SLAF markers were identified and genotyped using the procedures described by Sun et al. (2013). After filtering out the low-quality reads (quality score < 30), the remaining reads were assigned to each progeny based on the duplex barcode sequences. Clean reads generated from high-quality reads with their terminal 5 bp positions trimmed off were mapped onto the pear (http://www.rosaceae.org/species/pyrus/pyrus_communis/genome_v1.0) genomic sequence using SOAP software (Li et al., 2008). Sequences that mapped to the same position were defined as a single SLAF locus (Zhang et al., 2015a). SNP loci at each SLAF locus were then detected between parents using the software GATK (https://www.broadinstitute.org/gatk/guide/best-practices?bpm=DNAseq#variant-disco very-ovw), and SLAFs with more than three SNPs were eliminated. Alleles were defined in each SLAF using the minor allele frequency evaluation. Because pear is a diploid species, one SLAF locus contains at most four genotypes, so SLAF loci with more than four alleles were defined as repetitive SLAFs and discarded. The alleles of each SLAF locus were then defined according to parental reads having a sequence depth greater than 10-fold. Only SLAFs with two to four alleles were identified as polymorphic and considered potential markers. The polymorphic SLAF loci were genotyped for consistency in the parental and offspring SNP loci. The average sequence depths of SLAF markers were greater than 33-fold in parents and greater than 5-fold in progeny.

All of the polymorphic SLAF loci were genotyped using the strategy described by Sun et al. (2013) and Zhang et al. (2015a). Prior to genetic map construction, the SLAF markers were filtered using a criteria detailed by Zhang et al. (2015a), And those with less than 99% integrity in the progeny were eliminated.

Sequence information on SSR primers were obtained from several published papers (Chen et al., 2014, FernÁNdez FernÁNdez et al., 2006, Inoue et al., 2006, Liebhard et al., 2002, Silfverberg Dilworth et al., 2006, Wang et al., 2016, Yamamoto et al., 2002b, Yamamoto et al., 2002a, Yue et al., 2014). The segregation data for SSR markers in the same population were collected, and 207 were used for constructing an integrated map. Microsatellites were PCR amplified in a Biometra TProfessional Thermocycler (Biometra Corp., Germany) using the following conditions: the reaction mixture was 20 μL, containing 2.0 μL of 10 × reaction buffer (100 mM Tris–HCl, pH 8.3), 1.6 μL 2.5 mmol L⁻¹ dNTP, 0.6 μL 10 mmol L⁻¹ of each primer, 0.5 U Taq polymerase (TaKaRa Bio Inc., Japan), and 50 ng genomic DNA. The PCR reactions were performed using the following conditions: 94 °C for 5 min, then 32 cycles of annealing at 55 °C for 30 s and extension at 72 °C for 45 s, followed by a final extension at 72 °C for 10 min. The PCR amplification products were analyzed by 8% polyacrylamide gel electrophoresis.

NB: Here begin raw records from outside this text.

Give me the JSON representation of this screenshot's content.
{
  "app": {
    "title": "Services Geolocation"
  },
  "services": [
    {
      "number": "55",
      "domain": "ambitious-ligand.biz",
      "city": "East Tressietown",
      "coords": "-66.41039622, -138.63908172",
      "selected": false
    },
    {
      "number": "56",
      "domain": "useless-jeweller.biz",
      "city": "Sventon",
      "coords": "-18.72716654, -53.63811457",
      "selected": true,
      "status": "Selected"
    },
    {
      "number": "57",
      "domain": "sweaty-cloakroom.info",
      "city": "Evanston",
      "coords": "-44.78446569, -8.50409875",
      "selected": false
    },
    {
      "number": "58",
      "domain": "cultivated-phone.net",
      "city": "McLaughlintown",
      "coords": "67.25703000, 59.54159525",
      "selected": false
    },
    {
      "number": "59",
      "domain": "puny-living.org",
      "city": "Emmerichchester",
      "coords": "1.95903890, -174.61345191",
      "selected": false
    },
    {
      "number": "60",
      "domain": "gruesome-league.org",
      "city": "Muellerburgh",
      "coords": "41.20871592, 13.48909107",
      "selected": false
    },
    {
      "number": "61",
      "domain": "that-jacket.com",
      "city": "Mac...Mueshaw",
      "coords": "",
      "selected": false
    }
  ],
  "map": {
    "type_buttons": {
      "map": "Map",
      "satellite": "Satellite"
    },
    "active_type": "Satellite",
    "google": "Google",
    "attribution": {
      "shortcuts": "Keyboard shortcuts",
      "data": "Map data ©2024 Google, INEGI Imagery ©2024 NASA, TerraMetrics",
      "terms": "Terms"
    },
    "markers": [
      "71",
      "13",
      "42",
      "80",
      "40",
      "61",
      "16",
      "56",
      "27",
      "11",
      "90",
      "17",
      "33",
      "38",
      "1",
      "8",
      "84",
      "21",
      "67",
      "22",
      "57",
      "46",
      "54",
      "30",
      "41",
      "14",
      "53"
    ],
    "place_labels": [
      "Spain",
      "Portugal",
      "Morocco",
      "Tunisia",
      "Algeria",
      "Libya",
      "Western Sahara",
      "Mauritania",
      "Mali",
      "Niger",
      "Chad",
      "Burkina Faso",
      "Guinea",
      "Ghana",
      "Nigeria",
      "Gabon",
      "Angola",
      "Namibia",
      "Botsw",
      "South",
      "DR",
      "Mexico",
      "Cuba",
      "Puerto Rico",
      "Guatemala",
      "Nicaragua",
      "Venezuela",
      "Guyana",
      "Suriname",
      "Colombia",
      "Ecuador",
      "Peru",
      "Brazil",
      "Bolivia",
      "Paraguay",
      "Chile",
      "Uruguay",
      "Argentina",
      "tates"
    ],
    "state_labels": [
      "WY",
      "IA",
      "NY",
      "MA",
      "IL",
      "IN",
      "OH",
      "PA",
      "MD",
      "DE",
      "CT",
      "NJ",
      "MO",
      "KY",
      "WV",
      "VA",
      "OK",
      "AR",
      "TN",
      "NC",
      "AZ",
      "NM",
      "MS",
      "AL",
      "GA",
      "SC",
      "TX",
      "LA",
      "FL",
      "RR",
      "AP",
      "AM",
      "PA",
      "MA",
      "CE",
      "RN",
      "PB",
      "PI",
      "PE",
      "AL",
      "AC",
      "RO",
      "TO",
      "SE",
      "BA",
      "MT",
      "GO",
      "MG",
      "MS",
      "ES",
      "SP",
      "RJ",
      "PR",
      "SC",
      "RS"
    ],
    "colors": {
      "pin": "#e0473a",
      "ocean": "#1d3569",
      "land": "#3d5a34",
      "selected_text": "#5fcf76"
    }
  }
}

The marker segregation distortions were analyzed by Jonimap4.0 software. After data had been imported, marker segregation ratios were calculated using the chi-square test at different levels (P < 0.05, P < 0.01, P < 0.005). Then the genetic linkage map was constructed, based on the pear genome database, using the protocol detailed by Liu et al. (2014) and Zhang et al. (2015a). A HighMap strategy was used for ordering the SLAF and correcting genotyping errors within the linkage groups (LGs)(Liu et al., 2014). SMOOTH was also applied to remove genotyping errors based on the parental contribution to the genotypes of the offspring(Van Os et al., 2005), and a k-nearest neighbor algorithm was used to determine the missing genotypes(Huang et al., 2012). Skewed markers were then added to this map by applying a multipoint method of maximum likelihood. Map distances were estimated using the Kosambi mapping function(Kosambi, 1943).